Symbolbild: Test einer russischen Interkontinentalrakete

Symbolbild: Test einer russischen Interkontinentalrakete

© APA/AFP/Russian Defence Ministry/HANDOUT / HANDOUT

Militärtechnik

Russland testet Nuklear-betriebene Rakete mit unendlich Reichweite

Laut dem russischen Präsidentin Putin wurde Burewestnik erfolgreich getestet. Dabei handelt sich um eine der „Wunderwaffen“, die Putin 2018 bei einer Rede angekündigt hat.

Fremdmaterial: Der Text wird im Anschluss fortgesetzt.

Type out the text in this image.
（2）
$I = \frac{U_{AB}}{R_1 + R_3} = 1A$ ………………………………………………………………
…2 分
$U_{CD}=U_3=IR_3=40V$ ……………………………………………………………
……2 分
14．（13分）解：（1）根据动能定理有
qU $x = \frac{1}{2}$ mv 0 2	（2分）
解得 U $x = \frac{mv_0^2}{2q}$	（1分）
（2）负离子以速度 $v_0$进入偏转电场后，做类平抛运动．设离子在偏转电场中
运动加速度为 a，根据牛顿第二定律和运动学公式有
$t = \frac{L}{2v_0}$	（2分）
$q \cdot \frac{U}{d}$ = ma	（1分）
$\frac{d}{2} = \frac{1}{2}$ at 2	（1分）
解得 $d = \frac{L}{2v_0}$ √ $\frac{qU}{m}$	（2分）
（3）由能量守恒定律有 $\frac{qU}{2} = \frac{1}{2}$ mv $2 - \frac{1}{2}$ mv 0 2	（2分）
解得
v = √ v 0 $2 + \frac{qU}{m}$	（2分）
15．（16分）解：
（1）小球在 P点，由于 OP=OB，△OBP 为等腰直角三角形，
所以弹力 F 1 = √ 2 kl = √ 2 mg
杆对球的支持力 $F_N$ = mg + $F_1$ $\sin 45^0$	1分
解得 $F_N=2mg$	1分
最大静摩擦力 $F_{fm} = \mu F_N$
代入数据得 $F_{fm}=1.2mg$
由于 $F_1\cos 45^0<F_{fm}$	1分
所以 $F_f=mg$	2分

Die aktuelle Ankündigung hat Putin im Jahresgespräch des Valdai Discussion Club gemacht, einem Think Tank in Moskau:

Burewestnik hat den NATO-Codenamen SSC-C-9 Skyfall. Dabei handelt es sich um einen Marschflugkörper, der nicht nur mit einem nuklearen Sprengkopf bestückt werden kann, sondern auch einen Atomantrieb hat.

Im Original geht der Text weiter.